今から十年前。僕は東京で音楽家専用の防音マンションに住みながら、毎日、南青山の職場とグランドピアノとのあいだを往復する日々を過ごしていた。だが、ある夏の夜に、ふと、この防音の一室が自分の人生のすべてかと思うと、いやに切なくなった。
当時同棲していた彼女は、文字通り真逆だった。語学堪能で好奇心の強い彼女は、若い頃から世界各地へ足を運び続けていたが、その彼女が常に手にしていたのが一台のカメラだった。
それまで僕は、カメラを触ったこともなければ、写真を撮ったこともない。
彼女の説得もあり、一度、世界を自分の目で見るべきなのではないかという気持ちがくすぶった。
最初は、一人で奄美大島に飛んだ。奄美大島の岬で、彼女から借りた一台のカメラで撮った写真。それが、人生で最初の写真となり、今日の僕に至る一歩となった。
理由は、別段カッコ良いものではない。国家試験の勉強に明け暮れていた彼女から、僕が見た美しい景色の写真を送ってと言われたから。ただ、それだけだ。最初の一枚は、奄美大島に沈む美しい夕日だった。
そこから、世界の変動とともに、人生は文字通り急展開を始める。世界的なピアニストになれば、世界中を飛び回ることは日常だ。実際、そうして暮らしている素晴らしいピアニストたちがいる。だが、残念ながら僕にその力はない。そこで、すべて辞めた。
東京の生活も、仕事も、ピアノも辞め、挙句に人間関係をリセットした。
最後に残ったのは、自分の身体と購入した一台のカメラだけ。そこから、海を越える日々が始まった。ちょうど、二十六歳が終わろうとしている冬だった。
それからは、まるで「一室から世界へ」と言わんばかりに、とにかく色々な場所に身を置き続けた。
一ヶ月以上を過ごしたゴアで見た、アラビア海に沈む夕日。フィリピンの湿度。ロンドンで百万人以上が集まった最後の反ブレグジット・マーチ。大麻が合法化されたアメリカ各地を巡り、420の最前線でひたすらシャッターを切り、地中海の離島を駆け巡り、北欧で始まりつつあったバイオハッキングを目掛けて真冬に飛んだ。

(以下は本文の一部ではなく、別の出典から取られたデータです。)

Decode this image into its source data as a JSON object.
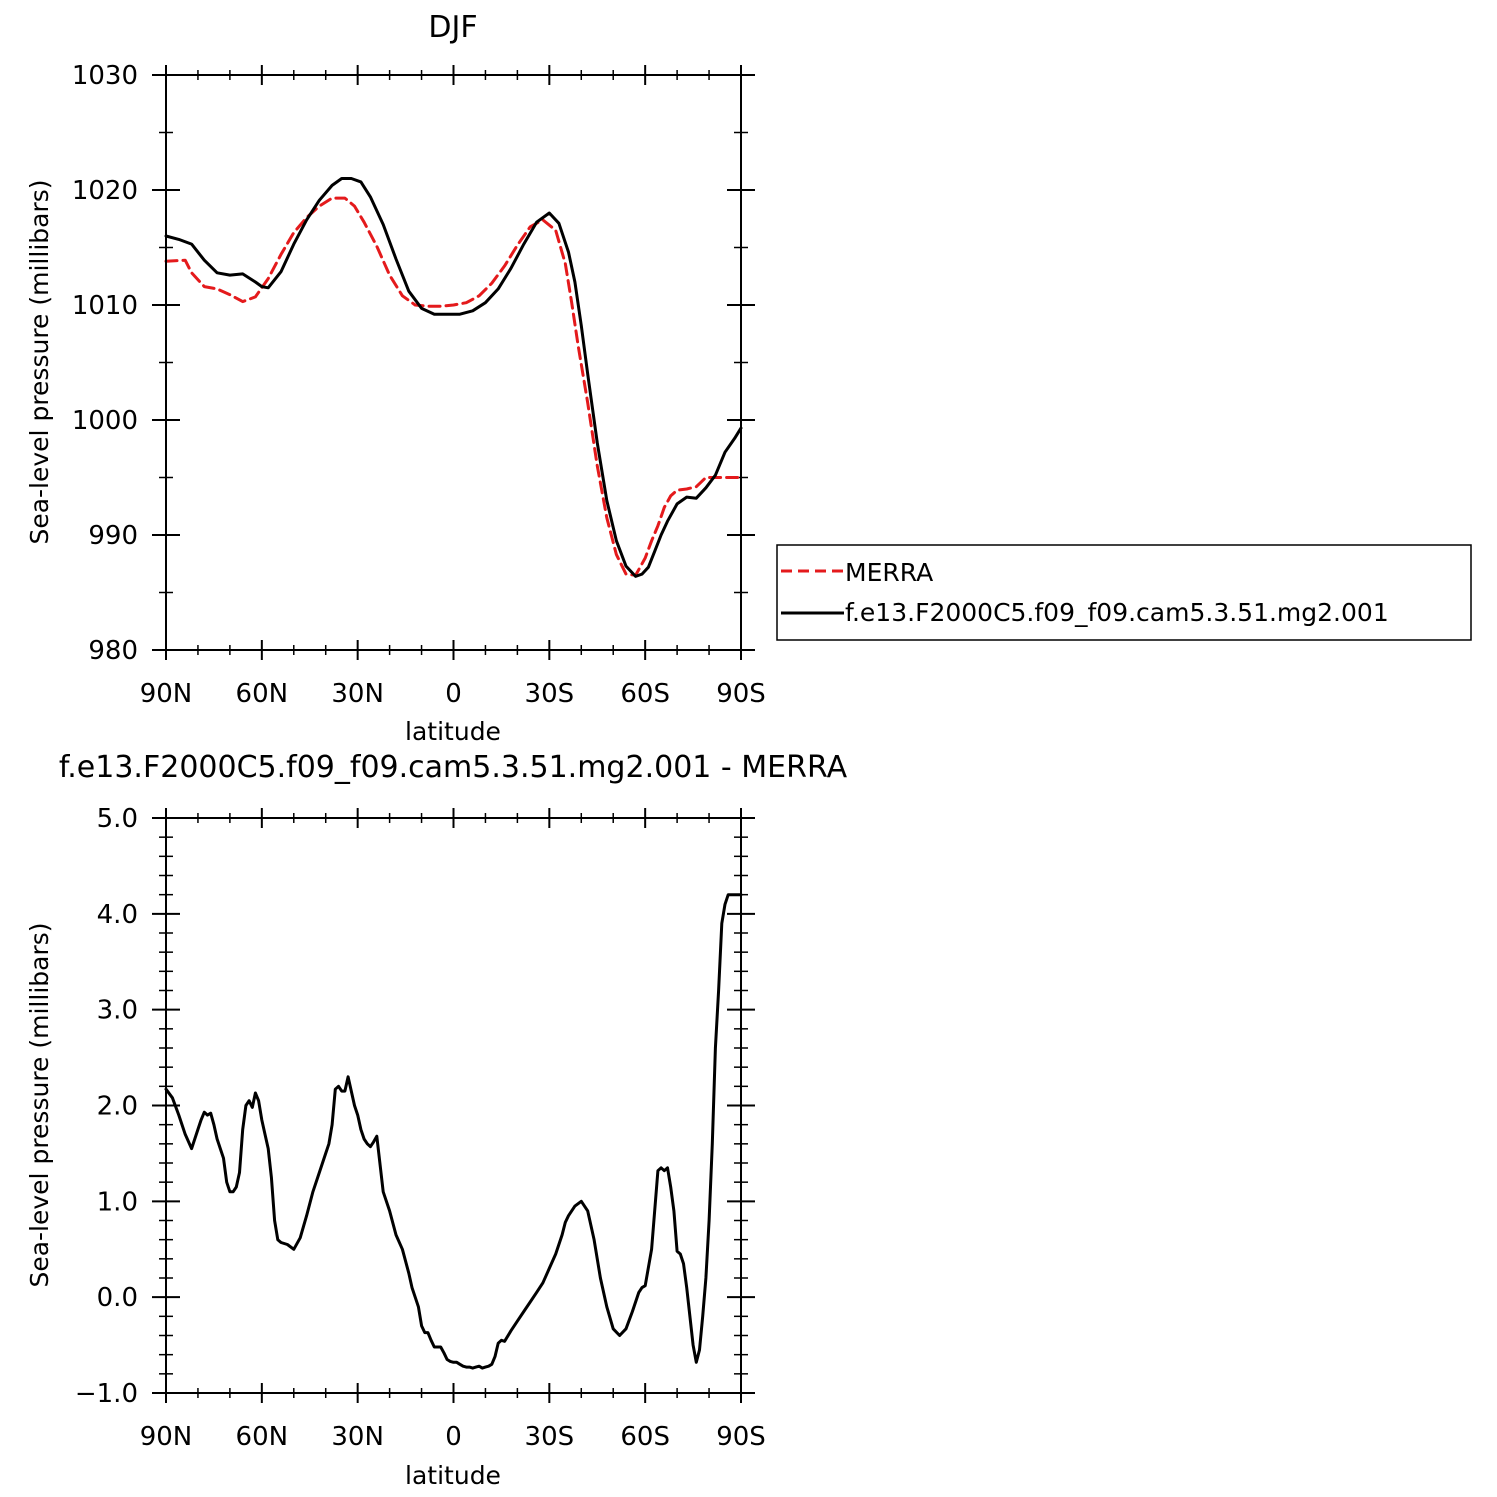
{
  "chart_data": [
    {
      "type": "line",
      "title": "DJF",
      "xlabel": "latitude",
      "ylabel": "Sea-level pressure (millibars)",
      "xlim": [
        90,
        -90
      ],
      "ylim": [
        980,
        1030
      ],
      "x_ticks": [
        {
          "value": 90,
          "label": "90N"
        },
        {
          "value": 60,
          "label": "60N"
        },
        {
          "value": 30,
          "label": "30N"
        },
        {
          "value": 0,
          "label": "0"
        },
        {
          "value": -30,
          "label": "30S"
        },
        {
          "value": -60,
          "label": "60S"
        },
        {
          "value": -90,
          "label": "90S"
        }
      ],
      "y_ticks": [
        {
          "value": 980,
          "label": "980"
        },
        {
          "value": 990,
          "label": "990"
        },
        {
          "value": 1000,
          "label": "1000"
        },
        {
          "value": 1010,
          "label": "1010"
        },
        {
          "value": 1020,
          "label": "1020"
        },
        {
          "value": 1030,
          "label": "1030"
        }
      ],
      "legend_position": "right",
      "series": [
        {
          "name": "MERRA",
          "color": "#e41a1c",
          "dash": true,
          "x": [
            90,
            84,
            82,
            78,
            74,
            70,
            66,
            62,
            58,
            54,
            50,
            46,
            42,
            38,
            34,
            31,
            28,
            24,
            20,
            16,
            12,
            8,
            4,
            0,
            -4,
            -8,
            -12,
            -16,
            -20,
            -24,
            -28,
            -32,
            -35,
            -37,
            -39,
            -42,
            -45,
            -48,
            -51,
            -54,
            -57,
            -60,
            -62,
            -64,
            -66,
            -68,
            -70,
            -73,
            -76,
            -79,
            -82,
            -85,
            -88,
            -90
          ],
          "y": [
            1013.8,
            1013.9,
            1012.8,
            1011.6,
            1011.4,
            1010.9,
            1010.3,
            1010.7,
            1012.3,
            1014.4,
            1016.3,
            1017.6,
            1018.6,
            1019.3,
            1019.3,
            1018.6,
            1017.2,
            1015.1,
            1012.6,
            1010.8,
            1010.0,
            1009.9,
            1009.9,
            1010.0,
            1010.2,
            1010.8,
            1011.9,
            1013.4,
            1015.2,
            1016.8,
            1017.4,
            1016.5,
            1013.6,
            1010.2,
            1006.5,
            1001.5,
            996.0,
            991.5,
            988.3,
            986.6,
            986.5,
            988.0,
            989.5,
            990.8,
            992.4,
            993.4,
            993.9,
            994.0,
            994.2,
            995.0,
            995.0,
            995.0,
            995.0,
            995.0
          ]
        },
        {
          "name": "f.e13.F2000C5.f09_f09.cam5.3.51.mg2.001",
          "color": "#000000",
          "dash": false,
          "x": [
            90,
            86,
            82,
            78,
            74,
            70,
            66,
            62,
            60,
            58,
            54,
            50,
            46,
            42,
            38,
            35,
            32,
            29,
            26,
            22,
            18,
            14,
            10,
            6,
            2,
            -2,
            -6,
            -10,
            -14,
            -18,
            -22,
            -26,
            -30,
            -33,
            -36,
            -38,
            -40,
            -42,
            -45,
            -48,
            -51,
            -54,
            -57,
            -59,
            -61,
            -63,
            -65,
            -67,
            -70,
            -73,
            -76,
            -79,
            -82,
            -85,
            -88,
            -90
          ],
          "y": [
            1016.0,
            1015.7,
            1015.3,
            1013.9,
            1012.8,
            1012.6,
            1012.7,
            1012.0,
            1011.6,
            1011.5,
            1012.9,
            1015.3,
            1017.4,
            1019.1,
            1020.4,
            1021.0,
            1021.0,
            1020.7,
            1019.4,
            1017.0,
            1014.0,
            1011.2,
            1009.7,
            1009.2,
            1009.2,
            1009.2,
            1009.5,
            1010.2,
            1011.4,
            1013.2,
            1015.3,
            1017.2,
            1018.0,
            1017.1,
            1014.6,
            1012.0,
            1008.2,
            1004.0,
            998.0,
            993.0,
            989.5,
            987.3,
            986.4,
            986.6,
            987.2,
            988.6,
            990.0,
            991.2,
            992.7,
            993.3,
            993.2,
            994.1,
            995.2,
            997.2,
            998.4,
            999.3
          ]
        }
      ],
      "legend": [
        "MERRA",
        "f.e13.F2000C5.f09_f09.cam5.3.51.mg2.001"
      ]
    },
    {
      "type": "line",
      "title": "f.e13.F2000C5.f09_f09.cam5.3.51.mg2.001  -  MERRA",
      "xlabel": "latitude",
      "ylabel": "Sea-level pressure (millibars)",
      "xlim": [
        90,
        -90
      ],
      "ylim": [
        -1.0,
        5.0
      ],
      "x_ticks": [
        {
          "value": 90,
          "label": "90N"
        },
        {
          "value": 60,
          "label": "60N"
        },
        {
          "value": 30,
          "label": "30N"
        },
        {
          "value": 0,
          "label": "0"
        },
        {
          "value": -30,
          "label": "30S"
        },
        {
          "value": -60,
          "label": "60S"
        },
        {
          "value": -90,
          "label": "90S"
        }
      ],
      "y_ticks": [
        {
          "value": -1.0,
          "label": "−1.0"
        },
        {
          "value": 0.0,
          "label": "0.0"
        },
        {
          "value": 1.0,
          "label": "1.0"
        },
        {
          "value": 2.0,
          "label": "2.0"
        },
        {
          "value": 3.0,
          "label": "3.0"
        },
        {
          "value": 4.0,
          "label": "4.0"
        },
        {
          "value": 5.0,
          "label": "5.0"
        }
      ],
      "series": [
        {
          "color": "#000000",
          "dash": false,
          "x": [
            90,
            88,
            86,
            84,
            82,
            80,
            79,
            78,
            77,
            76,
            75,
            74,
            73,
            72,
            71,
            70,
            69,
            68,
            67,
            66,
            65,
            64,
            63,
            62,
            61,
            60,
            59,
            58,
            57,
            56,
            55,
            54,
            52,
            50,
            48,
            46,
            44,
            42,
            41,
            40,
            39,
            38,
            37,
            36,
            35,
            34,
            33,
            31,
            30,
            29,
            28,
            27,
            26,
            25,
            24,
            22,
            20,
            18,
            16,
            14,
            13,
            12,
            11,
            10,
            9,
            8,
            7,
            6,
            5,
            4,
            3,
            2,
            1,
            0,
            -1,
            -2,
            -3,
            -4,
            -5,
            -6,
            -7,
            -8,
            -9,
            -10,
            -11,
            -12,
            -13,
            -14,
            -15,
            -16,
            -18,
            -20,
            -22,
            -24,
            -26,
            -28,
            -30,
            -32,
            -34,
            -35,
            -36,
            -38,
            -40,
            -42,
            -43,
            -44,
            -46,
            -48,
            -50,
            -52,
            -54,
            -56,
            -58,
            -59,
            -60,
            -62,
            -64,
            -65,
            -66,
            -67,
            -68,
            -69,
            -70,
            -71,
            -72,
            -73,
            -74,
            -75,
            -76,
            -77,
            -78,
            -79,
            -80,
            -81,
            -82,
            -83,
            -84,
            -85,
            -86,
            -87,
            -88,
            -89,
            -90
          ],
          "y": [
            2.17,
            2.08,
            1.9,
            1.7,
            1.55,
            1.75,
            1.85,
            1.93,
            1.9,
            1.92,
            1.8,
            1.65,
            1.55,
            1.45,
            1.2,
            1.1,
            1.1,
            1.15,
            1.3,
            1.75,
            2.0,
            2.05,
            1.98,
            2.13,
            2.05,
            1.85,
            1.7,
            1.55,
            1.25,
            0.8,
            0.6,
            0.57,
            0.55,
            0.5,
            0.62,
            0.85,
            1.1,
            1.3,
            1.4,
            1.5,
            1.6,
            1.8,
            2.17,
            2.2,
            2.15,
            2.15,
            2.3,
            2.0,
            1.9,
            1.75,
            1.65,
            1.6,
            1.57,
            1.62,
            1.68,
            1.1,
            0.9,
            0.65,
            0.5,
            0.25,
            0.1,
            0.0,
            -0.1,
            -0.3,
            -0.37,
            -0.37,
            -0.45,
            -0.52,
            -0.52,
            -0.52,
            -0.58,
            -0.65,
            -0.67,
            -0.68,
            -0.68,
            -0.7,
            -0.72,
            -0.73,
            -0.73,
            -0.74,
            -0.73,
            -0.72,
            -0.74,
            -0.73,
            -0.72,
            -0.7,
            -0.62,
            -0.48,
            -0.45,
            -0.46,
            -0.35,
            -0.25,
            -0.15,
            -0.05,
            0.05,
            0.15,
            0.3,
            0.45,
            0.65,
            0.78,
            0.85,
            0.95,
            1.0,
            0.9,
            0.75,
            0.6,
            0.2,
            -0.1,
            -0.33,
            -0.4,
            -0.33,
            -0.15,
            0.05,
            0.1,
            0.12,
            0.5,
            1.32,
            1.35,
            1.32,
            1.35,
            1.15,
            0.9,
            0.48,
            0.45,
            0.35,
            0.1,
            -0.2,
            -0.5,
            -0.68,
            -0.55,
            -0.2,
            0.2,
            0.8,
            1.6,
            2.6,
            3.2,
            3.9,
            4.1,
            4.2,
            4.2,
            4.2,
            4.2,
            4.2
          ]
        }
      ]
    }
  ]
}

ロンドンから帰国後、フィンランドに住もうと考えていたが、やってきたのはパンデミックだった。パンデミックを機に思考を切り替え、今度は日本へ深く潜っていった。今では信じられないが、静まり返った京都に二週間滞在し、誰もいない著名な寺院で、静かに目を閉じる豊かな時間を過ごした。
イギリスがいち早く入国再開を発表すると、世界がまだパンデミックの影を色濃く残す中、ロンドン、エジプト全土、アムステルダム、イタリア全土を巡った。帰国後、一気に日本へ潜りながら、ベトナム、台湾、タイ、韓国などへ来訪する日々が続く。
振り返ってみると幸運だったのは、旅を始めると決意した時から、カメラという相棒を肌身離さず持っていたことだったのかもしれないと、今になって思う。もし写真が残っていなければ、その記憶は僕の頭の中にしかないから、AI時代においては嘘だと言われかねない。写真は生成AI時代において、自分が確かに、そこにいた事実となる。
そして人間はうまくできてるもので、新奇探索性が強い遺伝子を持っているからか、飽き性で好奇心がどんどん移り変わっていく中、バランスを取るように、文章を書く才能を授かった。僕は、どれだけ書いても苦にならない。書くことは内省であり、内省は自らの中から新たな芽を生み出す。というより、内省が好きだ。
生成AIが僕らの日常に実装されようが、自分で撮った写真と、足を運び、思考した一次情報を言語化する力さえあれば、人生は少しだけ豊かになるのかもしれない。なぜなら、後はAIがやってくれるのだから。
そう考えて、SNSと相性の悪い僕は、自分でブログを始めることにした。